If any manufacturer is going to come in from the left field with a sports car, it’s probably Alfa Romeo, with the Montreal. Take a Sprint GTV, and cloak in a body adapted from a Bertone show car. So far, so good.

Then add a complex, temperamental racing based V8 engine, appalling fuel consumption and 3000 mile service intervals, an impractical and confined interior and flawed handling, and you get one of the landmark Alfa Romeos of the 1970s.

Many of us would never say “No”, unless we were very sure we were alone. But then, you’d turn and look at it, and all would be forgiven.
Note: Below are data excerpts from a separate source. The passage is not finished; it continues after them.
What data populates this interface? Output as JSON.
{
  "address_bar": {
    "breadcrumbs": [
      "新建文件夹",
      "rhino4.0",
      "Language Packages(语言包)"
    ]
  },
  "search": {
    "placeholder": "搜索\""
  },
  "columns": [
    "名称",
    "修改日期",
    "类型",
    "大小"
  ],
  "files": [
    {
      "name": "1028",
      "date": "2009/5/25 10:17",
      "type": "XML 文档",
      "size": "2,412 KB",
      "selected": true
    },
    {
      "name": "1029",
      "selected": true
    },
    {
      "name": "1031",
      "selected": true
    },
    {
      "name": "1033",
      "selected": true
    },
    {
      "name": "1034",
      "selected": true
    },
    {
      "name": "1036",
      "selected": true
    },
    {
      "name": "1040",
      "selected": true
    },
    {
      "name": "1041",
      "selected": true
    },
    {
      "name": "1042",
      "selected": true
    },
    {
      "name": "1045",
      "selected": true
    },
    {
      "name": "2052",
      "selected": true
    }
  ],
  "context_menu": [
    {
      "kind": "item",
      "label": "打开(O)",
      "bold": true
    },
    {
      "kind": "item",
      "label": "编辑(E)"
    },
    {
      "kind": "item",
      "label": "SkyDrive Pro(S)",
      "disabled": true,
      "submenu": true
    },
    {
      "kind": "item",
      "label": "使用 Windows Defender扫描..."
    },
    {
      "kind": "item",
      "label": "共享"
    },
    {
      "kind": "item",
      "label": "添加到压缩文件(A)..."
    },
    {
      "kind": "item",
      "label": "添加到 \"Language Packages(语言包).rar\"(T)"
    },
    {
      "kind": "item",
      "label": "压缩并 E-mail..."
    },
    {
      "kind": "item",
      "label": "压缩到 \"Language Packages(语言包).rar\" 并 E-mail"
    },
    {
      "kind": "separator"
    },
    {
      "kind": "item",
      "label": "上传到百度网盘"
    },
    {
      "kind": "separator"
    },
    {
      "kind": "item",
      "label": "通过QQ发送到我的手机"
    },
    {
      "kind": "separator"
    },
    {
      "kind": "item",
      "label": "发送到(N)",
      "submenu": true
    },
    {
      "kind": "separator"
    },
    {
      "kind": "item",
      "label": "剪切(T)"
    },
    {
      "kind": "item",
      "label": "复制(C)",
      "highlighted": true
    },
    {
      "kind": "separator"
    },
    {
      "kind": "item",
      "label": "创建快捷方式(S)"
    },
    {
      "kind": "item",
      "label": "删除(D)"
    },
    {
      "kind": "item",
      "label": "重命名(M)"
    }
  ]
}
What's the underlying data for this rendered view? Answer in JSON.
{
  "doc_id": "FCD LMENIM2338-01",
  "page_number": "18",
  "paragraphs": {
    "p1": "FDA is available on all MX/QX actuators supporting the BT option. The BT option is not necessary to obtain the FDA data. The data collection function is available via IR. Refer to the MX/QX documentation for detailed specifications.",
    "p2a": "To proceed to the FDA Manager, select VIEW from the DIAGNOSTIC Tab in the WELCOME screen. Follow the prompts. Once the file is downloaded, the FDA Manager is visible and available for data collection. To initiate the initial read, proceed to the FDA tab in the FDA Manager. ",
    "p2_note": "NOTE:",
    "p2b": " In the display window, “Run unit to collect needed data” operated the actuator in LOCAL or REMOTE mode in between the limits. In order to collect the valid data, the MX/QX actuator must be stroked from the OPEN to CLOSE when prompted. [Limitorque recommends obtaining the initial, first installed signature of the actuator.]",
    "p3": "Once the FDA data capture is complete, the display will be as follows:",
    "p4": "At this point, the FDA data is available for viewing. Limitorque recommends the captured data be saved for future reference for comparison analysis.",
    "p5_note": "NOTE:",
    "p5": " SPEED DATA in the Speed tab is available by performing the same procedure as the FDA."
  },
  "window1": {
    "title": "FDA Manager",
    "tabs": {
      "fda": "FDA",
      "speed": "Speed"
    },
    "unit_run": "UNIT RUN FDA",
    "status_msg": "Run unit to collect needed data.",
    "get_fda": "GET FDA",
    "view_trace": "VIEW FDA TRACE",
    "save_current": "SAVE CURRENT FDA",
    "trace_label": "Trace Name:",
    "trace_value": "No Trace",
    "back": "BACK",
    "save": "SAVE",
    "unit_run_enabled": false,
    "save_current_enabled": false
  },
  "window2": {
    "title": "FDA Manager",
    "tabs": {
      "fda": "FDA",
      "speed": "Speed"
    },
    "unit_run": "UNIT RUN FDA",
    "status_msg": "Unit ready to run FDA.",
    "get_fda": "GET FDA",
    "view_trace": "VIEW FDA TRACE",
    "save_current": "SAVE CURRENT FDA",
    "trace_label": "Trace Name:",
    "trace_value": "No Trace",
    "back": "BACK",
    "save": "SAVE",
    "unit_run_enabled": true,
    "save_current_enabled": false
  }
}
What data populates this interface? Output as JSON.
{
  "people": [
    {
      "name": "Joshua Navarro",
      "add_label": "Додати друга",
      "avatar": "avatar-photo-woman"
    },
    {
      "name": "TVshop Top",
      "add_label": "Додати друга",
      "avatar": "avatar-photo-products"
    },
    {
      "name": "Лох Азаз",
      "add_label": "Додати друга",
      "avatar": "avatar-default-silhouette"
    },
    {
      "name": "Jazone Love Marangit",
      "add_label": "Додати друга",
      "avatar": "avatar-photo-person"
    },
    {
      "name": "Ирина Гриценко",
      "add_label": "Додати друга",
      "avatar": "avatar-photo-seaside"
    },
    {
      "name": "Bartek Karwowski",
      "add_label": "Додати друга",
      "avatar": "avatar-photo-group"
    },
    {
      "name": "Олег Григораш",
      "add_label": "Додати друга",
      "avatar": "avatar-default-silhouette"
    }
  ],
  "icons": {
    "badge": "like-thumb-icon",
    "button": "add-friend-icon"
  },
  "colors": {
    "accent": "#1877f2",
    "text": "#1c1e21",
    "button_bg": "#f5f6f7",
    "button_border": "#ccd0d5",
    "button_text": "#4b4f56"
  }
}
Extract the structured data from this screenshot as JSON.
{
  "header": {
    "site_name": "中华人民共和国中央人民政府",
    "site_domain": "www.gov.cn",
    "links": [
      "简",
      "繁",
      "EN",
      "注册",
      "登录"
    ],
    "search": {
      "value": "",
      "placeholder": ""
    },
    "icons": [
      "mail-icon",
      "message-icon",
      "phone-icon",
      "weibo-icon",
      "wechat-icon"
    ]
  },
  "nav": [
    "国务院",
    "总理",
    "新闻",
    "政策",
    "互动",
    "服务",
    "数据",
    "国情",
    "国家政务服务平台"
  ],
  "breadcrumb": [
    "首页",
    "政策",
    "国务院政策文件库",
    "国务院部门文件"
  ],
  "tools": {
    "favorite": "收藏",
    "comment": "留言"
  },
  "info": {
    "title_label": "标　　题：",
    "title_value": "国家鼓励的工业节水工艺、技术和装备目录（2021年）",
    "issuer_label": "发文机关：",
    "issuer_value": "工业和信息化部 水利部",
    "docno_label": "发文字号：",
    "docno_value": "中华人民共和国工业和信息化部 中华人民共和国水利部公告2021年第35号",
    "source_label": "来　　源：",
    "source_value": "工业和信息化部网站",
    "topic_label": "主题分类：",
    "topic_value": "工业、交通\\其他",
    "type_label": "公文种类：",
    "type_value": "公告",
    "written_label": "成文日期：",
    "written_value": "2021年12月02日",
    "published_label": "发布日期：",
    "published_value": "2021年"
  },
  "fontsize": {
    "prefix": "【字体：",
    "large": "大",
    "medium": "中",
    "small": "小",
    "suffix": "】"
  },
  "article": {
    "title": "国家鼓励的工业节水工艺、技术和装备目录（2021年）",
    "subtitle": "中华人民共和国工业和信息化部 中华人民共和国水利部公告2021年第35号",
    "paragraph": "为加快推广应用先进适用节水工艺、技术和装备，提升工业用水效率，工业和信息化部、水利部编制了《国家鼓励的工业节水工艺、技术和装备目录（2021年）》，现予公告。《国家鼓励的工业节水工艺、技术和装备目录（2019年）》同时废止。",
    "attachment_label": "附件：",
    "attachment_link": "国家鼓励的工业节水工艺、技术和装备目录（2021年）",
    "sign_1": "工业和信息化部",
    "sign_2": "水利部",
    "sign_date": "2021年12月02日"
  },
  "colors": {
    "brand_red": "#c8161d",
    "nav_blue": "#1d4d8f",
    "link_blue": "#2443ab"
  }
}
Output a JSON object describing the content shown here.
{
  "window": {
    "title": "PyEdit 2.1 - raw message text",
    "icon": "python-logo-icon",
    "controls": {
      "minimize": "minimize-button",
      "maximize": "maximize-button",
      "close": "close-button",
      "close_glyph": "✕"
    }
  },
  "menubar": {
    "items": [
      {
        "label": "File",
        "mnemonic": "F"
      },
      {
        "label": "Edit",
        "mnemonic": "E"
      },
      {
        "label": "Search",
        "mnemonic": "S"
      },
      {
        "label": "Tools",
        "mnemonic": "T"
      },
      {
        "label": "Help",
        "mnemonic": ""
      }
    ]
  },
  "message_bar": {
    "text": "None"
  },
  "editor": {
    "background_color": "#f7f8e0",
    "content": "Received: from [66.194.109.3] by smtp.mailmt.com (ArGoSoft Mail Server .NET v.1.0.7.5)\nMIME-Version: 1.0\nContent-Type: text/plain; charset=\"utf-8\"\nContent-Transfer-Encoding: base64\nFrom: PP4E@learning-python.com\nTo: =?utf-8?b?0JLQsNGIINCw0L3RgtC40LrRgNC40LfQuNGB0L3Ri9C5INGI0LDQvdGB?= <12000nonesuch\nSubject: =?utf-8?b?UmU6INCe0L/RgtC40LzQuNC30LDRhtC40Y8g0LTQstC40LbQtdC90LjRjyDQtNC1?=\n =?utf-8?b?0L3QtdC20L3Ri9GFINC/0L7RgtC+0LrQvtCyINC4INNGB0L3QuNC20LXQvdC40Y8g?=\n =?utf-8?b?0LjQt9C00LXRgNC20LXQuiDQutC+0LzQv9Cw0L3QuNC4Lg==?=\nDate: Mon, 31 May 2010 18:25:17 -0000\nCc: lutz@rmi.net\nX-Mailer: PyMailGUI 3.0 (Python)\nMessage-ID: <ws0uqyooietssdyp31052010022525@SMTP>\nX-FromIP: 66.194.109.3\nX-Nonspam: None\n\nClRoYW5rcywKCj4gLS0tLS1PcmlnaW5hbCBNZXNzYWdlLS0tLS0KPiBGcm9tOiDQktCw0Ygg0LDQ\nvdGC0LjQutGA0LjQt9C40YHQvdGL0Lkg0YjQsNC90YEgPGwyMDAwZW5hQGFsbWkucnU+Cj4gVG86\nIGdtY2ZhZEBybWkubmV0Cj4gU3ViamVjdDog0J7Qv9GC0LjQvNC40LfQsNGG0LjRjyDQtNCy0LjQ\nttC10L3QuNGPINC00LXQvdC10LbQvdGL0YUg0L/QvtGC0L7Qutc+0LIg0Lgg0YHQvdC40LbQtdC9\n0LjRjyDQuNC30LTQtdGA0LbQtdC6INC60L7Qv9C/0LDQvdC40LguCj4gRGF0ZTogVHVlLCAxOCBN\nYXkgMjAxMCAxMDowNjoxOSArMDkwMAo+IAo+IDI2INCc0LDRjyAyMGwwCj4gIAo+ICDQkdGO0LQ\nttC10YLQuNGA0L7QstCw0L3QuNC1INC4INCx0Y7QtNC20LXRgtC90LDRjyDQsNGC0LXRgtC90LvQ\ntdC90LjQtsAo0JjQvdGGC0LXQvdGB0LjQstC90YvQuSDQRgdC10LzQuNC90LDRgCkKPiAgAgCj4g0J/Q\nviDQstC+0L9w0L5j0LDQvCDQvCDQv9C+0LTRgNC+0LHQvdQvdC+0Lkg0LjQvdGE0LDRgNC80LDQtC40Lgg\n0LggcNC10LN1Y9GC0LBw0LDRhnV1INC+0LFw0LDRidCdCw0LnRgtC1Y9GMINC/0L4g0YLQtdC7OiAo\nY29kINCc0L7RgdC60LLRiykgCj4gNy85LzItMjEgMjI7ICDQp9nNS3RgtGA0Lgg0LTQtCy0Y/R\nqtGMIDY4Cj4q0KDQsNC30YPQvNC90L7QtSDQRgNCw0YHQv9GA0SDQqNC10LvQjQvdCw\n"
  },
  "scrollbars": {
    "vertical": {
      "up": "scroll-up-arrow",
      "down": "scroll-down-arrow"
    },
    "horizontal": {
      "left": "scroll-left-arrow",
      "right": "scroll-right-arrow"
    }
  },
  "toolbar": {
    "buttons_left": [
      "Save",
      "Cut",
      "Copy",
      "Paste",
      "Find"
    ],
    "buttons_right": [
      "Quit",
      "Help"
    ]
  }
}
This is a 1972 car; behind is a 145, the 1990s hatchback that replaced the 33.

But perhaps this was the best Alfa Romeo of the 1970s – the Aletta GTV; this is a 1979 car with the 2 litre Alfa twin cam four cylinder engine. The Alfa twin cam engine, de Dion rear suspension, rear transaxle, more Giugiaro styling, and the reputation. Apart from the aftermarket wheels, which are not my choice but that’s a purely personal thing, I see nothing wrong with this car.

Heck, even the number plate seems fitting.

I challenge you to not want it. Please, just pass me the keys!

Of course, no Italian car show could be complete without a Ferrari – my pick is this 1973 Dino 246GT, which technically was sold as a Dino, not a Ferrari Dino. Yes, there were other Ferraris, many more powerful, with V8 or V12 power, but that little boy’s expression says it all. Even after nearly 60 years, the Dino’s shape just does it for everyone.

Like most car shows there was one surprise waiting  at the end of the afternoon – a BMW 600, developed by a struggling BMW from the Italian Isetta.  This was an long wheelbase, four wheeled version of the Italian Isetta, with a larger BMW motorcycle flat twin engine, of 582cc and almost 20bhp. Not fast, but good enough for one famous energetic driver.

His name is partly given away by the number plate – Sir Stirling Moss used this car, including reportedly to teach his son to drive.

Any country that adds window stickers like this deserves your attention!

(Lunotto antiappannante – anti fog rear window, but you knew that.)